Our weekly listen and look at living, breathing composers and performers that you may not know yet, but I know you should… And can, right here and now, since they’re nice enough to offer so much good listening right online:
Andrew McKenna Lee (US)
A native of Charleston, South Carolina, Andrew began his musical studies on the guitar at age twelve, going on to pursue composition in his late teens. He completed his undergraduate work at Carnegie Mellon University in 1997 and finished his Masters degree in 2000 at the Manhattan School of Music. His teachers have included Leonardo Balada, Richard Danielpour, Louis Andriessen, Magnus Lindberg, David Del Tredici and Steven Mackey. He’s currently in the Ph.D. program in composition at Princeton University.
As a guitarist, he’s studied privately with James Ferla and David Leisner, and is currently a student of Laura Oltman at Princeton University. In recent years, his music’s been performed by the Brentano String Quartet, ensemble ereprijs, Talujon, the New Jersey Symphony, Kroumata, Proteus, Janus, and eighth blackbird. He’s participated in numerous festivals, including the International Music Festival of Toroella de Montgrí, Spain, International Gaudeamus Week of the Netherlands, the Stockholm Arts and Sciences Festival, and the Aspen and Norfolk Chamber Music Festivals. His music has also been heard on WNYC’s New Sounds series with host Jonathan Schaefer.
Take a long and leisurely browse through the “Music” link on his sharp-looking site. There are recordings for many, many of his excellent works, and Lee’s own performances on guitar are just phenomenal (for a stunning combination of the two, find his Variation, Fixation, and Fantasy after a Prelude by Bach or his Scordatura Suite).
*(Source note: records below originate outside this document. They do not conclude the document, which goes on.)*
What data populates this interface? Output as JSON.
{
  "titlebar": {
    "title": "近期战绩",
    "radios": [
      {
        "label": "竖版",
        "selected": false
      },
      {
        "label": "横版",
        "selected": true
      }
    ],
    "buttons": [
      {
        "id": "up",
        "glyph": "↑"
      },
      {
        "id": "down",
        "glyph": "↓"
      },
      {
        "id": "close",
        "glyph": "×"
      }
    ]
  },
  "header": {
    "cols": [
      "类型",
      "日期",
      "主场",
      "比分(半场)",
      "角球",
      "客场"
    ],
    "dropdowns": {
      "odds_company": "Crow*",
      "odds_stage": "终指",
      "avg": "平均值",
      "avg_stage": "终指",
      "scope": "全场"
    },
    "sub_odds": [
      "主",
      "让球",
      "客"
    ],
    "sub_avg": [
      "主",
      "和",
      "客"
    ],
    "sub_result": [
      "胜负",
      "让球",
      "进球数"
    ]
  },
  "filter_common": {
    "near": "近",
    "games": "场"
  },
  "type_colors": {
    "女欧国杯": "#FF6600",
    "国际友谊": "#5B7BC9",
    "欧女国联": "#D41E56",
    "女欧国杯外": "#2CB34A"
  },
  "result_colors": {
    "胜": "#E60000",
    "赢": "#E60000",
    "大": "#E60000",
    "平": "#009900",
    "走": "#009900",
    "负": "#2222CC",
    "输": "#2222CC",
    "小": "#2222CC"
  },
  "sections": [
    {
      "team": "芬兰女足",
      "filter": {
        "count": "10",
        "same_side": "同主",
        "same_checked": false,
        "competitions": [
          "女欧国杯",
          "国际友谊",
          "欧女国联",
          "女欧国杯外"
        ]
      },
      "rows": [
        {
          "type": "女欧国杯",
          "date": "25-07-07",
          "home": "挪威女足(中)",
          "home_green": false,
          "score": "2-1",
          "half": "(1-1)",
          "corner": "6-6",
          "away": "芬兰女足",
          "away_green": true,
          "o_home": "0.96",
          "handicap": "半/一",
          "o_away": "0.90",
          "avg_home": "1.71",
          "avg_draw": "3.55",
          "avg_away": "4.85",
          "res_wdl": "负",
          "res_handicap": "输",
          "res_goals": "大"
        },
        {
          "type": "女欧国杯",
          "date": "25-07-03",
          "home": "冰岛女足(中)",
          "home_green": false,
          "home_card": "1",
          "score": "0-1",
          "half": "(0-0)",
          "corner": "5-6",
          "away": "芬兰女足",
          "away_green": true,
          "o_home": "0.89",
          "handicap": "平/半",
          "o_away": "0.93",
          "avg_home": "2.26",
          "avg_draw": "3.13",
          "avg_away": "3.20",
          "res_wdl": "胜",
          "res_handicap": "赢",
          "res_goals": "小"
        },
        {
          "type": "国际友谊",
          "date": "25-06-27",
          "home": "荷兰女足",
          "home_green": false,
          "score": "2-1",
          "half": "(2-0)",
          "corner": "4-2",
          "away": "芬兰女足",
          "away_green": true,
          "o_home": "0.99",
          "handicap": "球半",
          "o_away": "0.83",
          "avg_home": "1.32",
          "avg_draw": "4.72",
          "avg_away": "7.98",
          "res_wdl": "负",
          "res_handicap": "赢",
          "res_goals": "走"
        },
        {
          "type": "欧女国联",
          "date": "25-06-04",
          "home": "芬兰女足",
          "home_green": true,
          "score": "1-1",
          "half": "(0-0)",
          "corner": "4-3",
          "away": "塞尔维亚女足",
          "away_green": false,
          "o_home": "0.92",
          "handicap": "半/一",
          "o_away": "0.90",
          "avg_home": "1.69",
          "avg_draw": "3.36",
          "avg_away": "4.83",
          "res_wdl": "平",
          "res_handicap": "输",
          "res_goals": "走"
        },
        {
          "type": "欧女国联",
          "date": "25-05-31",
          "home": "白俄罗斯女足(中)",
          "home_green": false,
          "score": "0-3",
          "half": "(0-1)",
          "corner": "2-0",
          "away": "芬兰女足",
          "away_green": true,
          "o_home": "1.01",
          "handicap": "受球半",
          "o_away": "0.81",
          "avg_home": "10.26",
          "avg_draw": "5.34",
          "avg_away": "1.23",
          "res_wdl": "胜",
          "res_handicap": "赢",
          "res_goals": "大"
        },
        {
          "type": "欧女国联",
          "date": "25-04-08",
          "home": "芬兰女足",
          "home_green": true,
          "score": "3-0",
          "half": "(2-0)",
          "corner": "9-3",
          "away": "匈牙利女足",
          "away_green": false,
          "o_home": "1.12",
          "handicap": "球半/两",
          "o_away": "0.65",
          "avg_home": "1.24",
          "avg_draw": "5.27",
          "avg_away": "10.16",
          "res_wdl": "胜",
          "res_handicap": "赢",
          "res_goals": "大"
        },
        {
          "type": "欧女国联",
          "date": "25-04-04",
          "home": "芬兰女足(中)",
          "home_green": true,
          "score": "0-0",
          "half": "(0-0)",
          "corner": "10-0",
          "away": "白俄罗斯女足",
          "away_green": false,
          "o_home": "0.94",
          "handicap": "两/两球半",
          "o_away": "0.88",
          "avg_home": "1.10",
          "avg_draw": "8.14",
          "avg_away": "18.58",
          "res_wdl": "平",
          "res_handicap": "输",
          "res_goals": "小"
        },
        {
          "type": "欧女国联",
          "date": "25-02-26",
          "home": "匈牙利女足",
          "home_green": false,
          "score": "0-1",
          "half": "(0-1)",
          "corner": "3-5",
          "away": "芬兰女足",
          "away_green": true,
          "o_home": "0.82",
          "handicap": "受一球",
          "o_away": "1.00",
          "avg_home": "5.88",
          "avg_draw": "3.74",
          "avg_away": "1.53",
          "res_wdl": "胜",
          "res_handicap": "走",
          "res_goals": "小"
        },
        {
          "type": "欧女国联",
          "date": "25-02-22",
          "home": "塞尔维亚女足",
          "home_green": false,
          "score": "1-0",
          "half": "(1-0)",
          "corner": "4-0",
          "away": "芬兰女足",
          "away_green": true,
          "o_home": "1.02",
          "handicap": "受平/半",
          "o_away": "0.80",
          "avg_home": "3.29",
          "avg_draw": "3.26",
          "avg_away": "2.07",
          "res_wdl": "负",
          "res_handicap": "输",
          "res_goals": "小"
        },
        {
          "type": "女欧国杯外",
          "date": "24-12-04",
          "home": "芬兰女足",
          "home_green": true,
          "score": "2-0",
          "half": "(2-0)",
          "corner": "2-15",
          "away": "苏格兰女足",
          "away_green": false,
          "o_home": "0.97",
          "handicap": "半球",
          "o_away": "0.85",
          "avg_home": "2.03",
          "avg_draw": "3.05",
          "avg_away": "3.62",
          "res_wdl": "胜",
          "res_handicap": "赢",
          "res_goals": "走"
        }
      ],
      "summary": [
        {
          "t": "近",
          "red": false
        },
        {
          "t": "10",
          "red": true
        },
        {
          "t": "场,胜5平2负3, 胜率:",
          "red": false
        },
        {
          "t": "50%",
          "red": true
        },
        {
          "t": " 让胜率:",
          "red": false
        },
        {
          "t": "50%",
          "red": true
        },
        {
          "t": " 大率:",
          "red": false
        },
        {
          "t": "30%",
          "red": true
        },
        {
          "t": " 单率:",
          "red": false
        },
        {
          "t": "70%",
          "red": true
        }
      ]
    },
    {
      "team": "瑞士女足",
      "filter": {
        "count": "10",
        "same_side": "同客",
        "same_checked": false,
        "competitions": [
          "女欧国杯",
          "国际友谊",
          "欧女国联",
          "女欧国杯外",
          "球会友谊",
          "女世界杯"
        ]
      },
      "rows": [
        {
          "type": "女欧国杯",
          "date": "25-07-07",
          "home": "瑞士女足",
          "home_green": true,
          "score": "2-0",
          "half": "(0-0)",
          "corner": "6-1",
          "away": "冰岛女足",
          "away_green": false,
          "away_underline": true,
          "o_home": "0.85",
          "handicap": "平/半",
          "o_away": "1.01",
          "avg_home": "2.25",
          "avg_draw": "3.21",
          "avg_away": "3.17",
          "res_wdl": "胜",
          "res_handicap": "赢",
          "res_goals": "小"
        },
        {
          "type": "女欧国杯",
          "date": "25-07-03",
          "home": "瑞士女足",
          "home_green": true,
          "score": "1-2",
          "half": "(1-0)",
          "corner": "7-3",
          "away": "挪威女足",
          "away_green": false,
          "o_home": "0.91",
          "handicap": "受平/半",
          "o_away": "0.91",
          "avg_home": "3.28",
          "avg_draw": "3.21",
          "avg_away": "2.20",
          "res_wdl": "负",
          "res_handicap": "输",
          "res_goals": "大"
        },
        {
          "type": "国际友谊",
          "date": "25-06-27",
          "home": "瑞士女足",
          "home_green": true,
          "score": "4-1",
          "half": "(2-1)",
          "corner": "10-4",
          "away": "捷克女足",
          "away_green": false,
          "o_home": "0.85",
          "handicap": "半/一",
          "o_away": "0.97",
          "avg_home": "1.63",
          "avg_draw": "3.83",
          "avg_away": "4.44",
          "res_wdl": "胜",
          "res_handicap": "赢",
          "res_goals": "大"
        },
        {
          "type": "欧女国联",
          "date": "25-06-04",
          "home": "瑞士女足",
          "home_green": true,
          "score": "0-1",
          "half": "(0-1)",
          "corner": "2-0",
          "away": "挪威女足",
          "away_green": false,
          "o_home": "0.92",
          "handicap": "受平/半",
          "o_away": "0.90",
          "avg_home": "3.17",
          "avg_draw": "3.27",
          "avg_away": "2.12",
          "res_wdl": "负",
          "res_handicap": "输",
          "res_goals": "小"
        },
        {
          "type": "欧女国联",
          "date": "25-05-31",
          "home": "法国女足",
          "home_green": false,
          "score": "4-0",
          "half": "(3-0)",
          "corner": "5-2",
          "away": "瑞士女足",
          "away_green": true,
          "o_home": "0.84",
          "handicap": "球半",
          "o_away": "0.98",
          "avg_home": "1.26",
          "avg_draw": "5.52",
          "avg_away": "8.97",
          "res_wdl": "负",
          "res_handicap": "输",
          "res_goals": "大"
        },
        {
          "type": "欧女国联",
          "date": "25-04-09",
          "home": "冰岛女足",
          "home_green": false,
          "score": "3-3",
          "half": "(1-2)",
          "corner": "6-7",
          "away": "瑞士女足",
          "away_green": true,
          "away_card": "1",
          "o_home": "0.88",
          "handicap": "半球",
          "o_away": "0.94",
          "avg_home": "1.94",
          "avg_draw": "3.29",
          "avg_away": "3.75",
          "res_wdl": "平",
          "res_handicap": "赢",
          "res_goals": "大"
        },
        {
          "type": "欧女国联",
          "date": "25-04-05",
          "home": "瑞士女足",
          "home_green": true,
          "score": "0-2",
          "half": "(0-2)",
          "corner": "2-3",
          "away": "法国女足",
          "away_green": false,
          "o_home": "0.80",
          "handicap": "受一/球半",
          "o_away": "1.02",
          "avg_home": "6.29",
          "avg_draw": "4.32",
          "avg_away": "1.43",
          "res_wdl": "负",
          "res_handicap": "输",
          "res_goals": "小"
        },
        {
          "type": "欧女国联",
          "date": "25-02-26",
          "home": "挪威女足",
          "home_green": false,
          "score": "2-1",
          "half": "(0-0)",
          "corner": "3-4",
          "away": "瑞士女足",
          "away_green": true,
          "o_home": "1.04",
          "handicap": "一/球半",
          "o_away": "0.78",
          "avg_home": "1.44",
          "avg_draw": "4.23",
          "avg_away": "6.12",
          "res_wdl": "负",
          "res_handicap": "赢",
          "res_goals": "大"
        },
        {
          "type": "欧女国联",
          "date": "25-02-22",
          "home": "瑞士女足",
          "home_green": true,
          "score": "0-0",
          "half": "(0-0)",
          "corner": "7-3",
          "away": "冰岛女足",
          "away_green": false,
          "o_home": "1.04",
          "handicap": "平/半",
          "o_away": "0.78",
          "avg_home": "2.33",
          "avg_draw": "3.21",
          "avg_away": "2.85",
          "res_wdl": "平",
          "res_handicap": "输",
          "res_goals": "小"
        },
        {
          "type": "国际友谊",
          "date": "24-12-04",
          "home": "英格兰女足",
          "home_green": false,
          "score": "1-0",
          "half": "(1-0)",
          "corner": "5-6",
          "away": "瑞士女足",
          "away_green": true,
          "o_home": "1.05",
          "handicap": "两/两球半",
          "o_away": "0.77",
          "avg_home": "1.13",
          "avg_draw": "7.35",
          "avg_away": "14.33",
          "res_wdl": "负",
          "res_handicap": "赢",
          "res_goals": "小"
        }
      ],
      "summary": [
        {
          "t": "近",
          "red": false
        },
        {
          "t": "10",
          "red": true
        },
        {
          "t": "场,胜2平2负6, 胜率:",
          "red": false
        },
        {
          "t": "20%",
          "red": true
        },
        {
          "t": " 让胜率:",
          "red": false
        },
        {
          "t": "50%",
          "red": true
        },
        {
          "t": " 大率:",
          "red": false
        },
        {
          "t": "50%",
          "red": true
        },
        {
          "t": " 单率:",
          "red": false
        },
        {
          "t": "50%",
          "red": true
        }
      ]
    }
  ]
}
Missy Mazzoli (b. 1980 — US)
Missy (Melissa) Mazzoli is one of the new wave of scarily smart young composers, who don’t see why their command of the “serious” side of modern classsical should have to sit behind any boundary between it and the culture we actually live in day-to-day. Born in Lansdale, Pennsylvania to a “wonderfully supportive and happily tone deaf family”, she began playing piano at age 7, and composing at age 10. During high school she played piano and percussion with local orchestras and guitar with several punk bands. From 1998 to 2002 she attended Boston University, studying composition with John Harbison, Richard Cornell, Charles Fussell and Martin Amlin, and piano with Maria Clodes-Jaguaribe. In 2002 Missy received a Fulbright grant and traveled to the Netherlands, where she studied with Louis Andriessen, Martijn Padding and Richard Ayres at the Royal Conservatory of the Hague. In 2004 she was composer-in-residence at STEIM, Amsterdam’s center for electronic music, where she created electro-acoustic works for the Utrecht-based Insomnio Ensemble. In May, 2006 she received her Master’s degree from the Yale School of Music, where she studied composition with Aaron Kernis, Martin Bresnick and David Lang. At the “audio” link under her “Contents” menu, you’ll find a number of MP3s well worth your while.
Steve Peters (b. 1959 — US)
Long a force in the new-music scene in New Mexico but relocated to Seattle these last couple years, Steve creates music and sound for galleries, museums, public places, dance, theater, film/video, radio, recordings, and concerts. The work is often site-specific, made with recorded sounds of the environment and found/natural objects, or through exploration of acoustic phenomena; instruments and spoken text occasionally make an appearance. He no longer performs live, except as a member of the Seattle Phonographers Union. Steve also works as a freelance producer, writer and curator, and runs a non-profit called Nonsequitur which presents a monthly series of events related to all of the above.
….And truth told, he’s also a pal of mine from way back; we missed each other at the same college by only a year. He fell into some of my old circle of friends there, sent me a letter or two, and struck up a friendship that’s going on 25 years now. Many of Steve’s pieces of “music” are very long, meaning that the 10- or 15-minute MP3s here are often excerpts; still, they’ll give you a very good idea of his own particularly beautiful, enigmatic sound world.